Why an honorary doctorate? 

03 August 2021. Stephan Vanfleteren receives the honorary doctorate from VUB in recognition of his strong commitment as a photographer and photojournalist to documenting people, their environment, and our society from a humanistic point of view, and for developing an authentic photographic style and visual language.

Photography as surfing

With the award of an honorary doctorate to Stephan Vanfleteren, VUB wishes to pay tribute to a photographer who connects present and past, life and death, concrete and nature, sadness and hope, dejection and resilience, loneliness and togetherness with the four primal elements water, earth, air, and light as a background. Each of his initiatives is preceded by careful observation and critical analysis of the subject and is underpinned by authentic humanist values which also inspire VUB.

Stephan Vanfleteren sees photography like surfing: you cannot catch every wave. And that is just as well. Otherwise, there would be no more longing. This longing that Vanfleteren expresses in his photography, together with his sharp analytical eye, his ability to make us think and move us with light and dark, black and white, has a special meaning for our university, whose core motto is 'Scientia Vincere Tenebras'.

"Failures are an inherent part of self-development" 

About his career

Black and white in shades of emotion

Stephan Vanfleteren is born in 1969 into a middle-class family and spends his youth by the sea. Because he is a 'mediocre student' - his own words - in college, his parents send him to an art school. There he excels in what he himself calls the Esperanto for dyslexics: the language of images. While others stumble over floodlight, backlight, or bad light, he captures objects in the studio as though the task were nothing.

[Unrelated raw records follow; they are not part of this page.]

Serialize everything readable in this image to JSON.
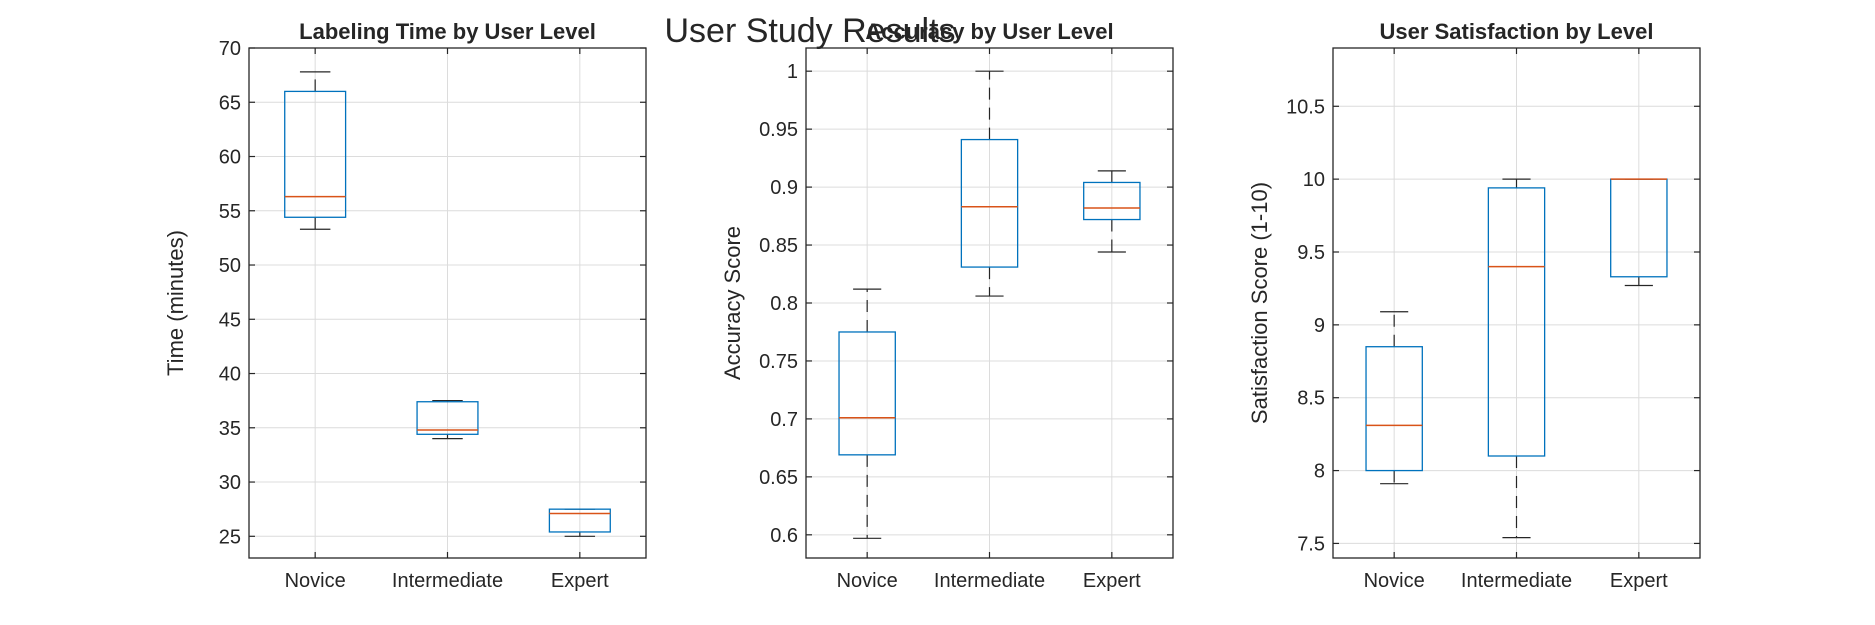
{
  "figure": {
    "title": "User Study Results"
  },
  "colors": {
    "box": "#0072bd",
    "median": "#d95319",
    "whisker": "#262626",
    "grid": "#dcdcdc"
  },
  "chart_data": [
    {
      "type": "box",
      "title": "Labeling Time by User Level",
      "ylabel": "Time (minutes)",
      "xlabel": "",
      "categories": [
        "Novice",
        "Intermediate",
        "Expert"
      ],
      "ylim": [
        23,
        70
      ],
      "yticks": [
        25,
        30,
        35,
        40,
        45,
        50,
        55,
        60,
        65,
        70
      ],
      "ytick_labels": [
        "25",
        "30",
        "35",
        "40",
        "45",
        "50",
        "55",
        "60",
        "65",
        "70"
      ],
      "grid": true,
      "boxes": [
        {
          "min": 53.3,
          "q1": 54.4,
          "median": 56.3,
          "q3": 66.0,
          "max": 67.8
        },
        {
          "min": 34.0,
          "q1": 34.4,
          "median": 34.8,
          "q3": 37.4,
          "max": 37.5
        },
        {
          "min": 25.0,
          "q1": 25.4,
          "median": 27.1,
          "q3": 27.5,
          "max": 27.5
        }
      ]
    },
    {
      "type": "box",
      "title": "Accuracy by User Level",
      "ylabel": "Accuracy Score",
      "xlabel": "",
      "categories": [
        "Novice",
        "Intermediate",
        "Expert"
      ],
      "ylim": [
        0.58,
        1.02
      ],
      "yticks": [
        0.6,
        0.65,
        0.7,
        0.75,
        0.8,
        0.85,
        0.9,
        0.95,
        1
      ],
      "ytick_labels": [
        "0.6",
        "0.65",
        "0.7",
        "0.75",
        "0.8",
        "0.85",
        "0.9",
        "0.95",
        "1"
      ],
      "grid": true,
      "boxes": [
        {
          "min": 0.597,
          "q1": 0.669,
          "median": 0.701,
          "q3": 0.775,
          "max": 0.812
        },
        {
          "min": 0.806,
          "q1": 0.831,
          "median": 0.883,
          "q3": 0.941,
          "max": 1.0
        },
        {
          "min": 0.844,
          "q1": 0.872,
          "median": 0.882,
          "q3": 0.904,
          "max": 0.914
        }
      ]
    },
    {
      "type": "box",
      "title": "User Satisfaction by Level",
      "ylabel": "Satisfaction Score (1-10)",
      "xlabel": "",
      "categories": [
        "Novice",
        "Intermediate",
        "Expert"
      ],
      "ylim": [
        7.4,
        10.9
      ],
      "yticks": [
        7.5,
        8,
        8.5,
        9,
        9.5,
        10,
        10.5
      ],
      "ytick_labels": [
        "7.5",
        "8",
        "8.5",
        "9",
        "9.5",
        "10",
        "10.5"
      ],
      "grid": true,
      "boxes": [
        {
          "min": 7.91,
          "q1": 8.0,
          "median": 8.31,
          "q3": 8.85,
          "max": 9.09
        },
        {
          "min": 7.54,
          "q1": 8.1,
          "median": 9.4,
          "q3": 9.94,
          "max": 10.0
        },
        {
          "min": 9.27,
          "q1": 9.33,
          "median": 10.0,
          "q3": 10.0,
          "max": 10.0
        }
      ]
    }
  ]
}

After his training in photography at the LUCA School of Arts in Brussels, he offers himself as a photographer to the Flemish newspaper De Morgen. He works there for ten years as a freelancer. His work also appears in other publications: Le Monde, Die Zeit, Knack, Humo, Volkskrant Magazine. 

Stephan Vanfleteren is a master of black-and-white photography. His portraits are both respectful and ruthless, masterfully summarising the story behind his subjects in a single image. They are, as it were, paragons of undiluted empathy and have been awarded numerous prizes: World Press Photo, European Fuji Awards, Louis Paul Boon Prize, Henri Nannen Prize, and more. 

Starting out as a press photographer, Vanfleteren gradually shifts his focus to his own reportage series and recently even to still lifes - in colour - of dead animals. The latter are also exhibited in his retrospective exhibition 'Present', which started in 2019 in the Antwerp Photo Museum. It became the museum's most visited exhibition ever. 

Vanfleteren's intrepid quest for light and darkness, meanwhile, continues. We look forward to his new work.

Esperanto for a dyslexic

At college, Vanfleteren struggles with words and letters. At art school, he excels in another language: that of the image.

Exceptional performance

With more than 100,000 visitors to ‘Present', Vanfleteren achieved the highest number of visitors ever to an exhibition in the Antwerp Photo Museum.

Stylist, also in words

For someone who struggled with words in his school years, Vanfleteren shows remarkable fluency in his 'diary of a photographer'.

Overcoming fear

In the beginning, Vanfleteren finds it difficult to photograph strangers frontally and up close. He overcomes this fear with a photo of Paul Delvaux.

 

What is an honorary doctorate?

VUB has awarded honorary doctorates every year since 1978 to personalities from the most diverse backgrounds who have made a remarkable contribution to their field and to society. From this solemn moment of recognition, they bear the honorary title of Doctor Honoris Causa of VUB.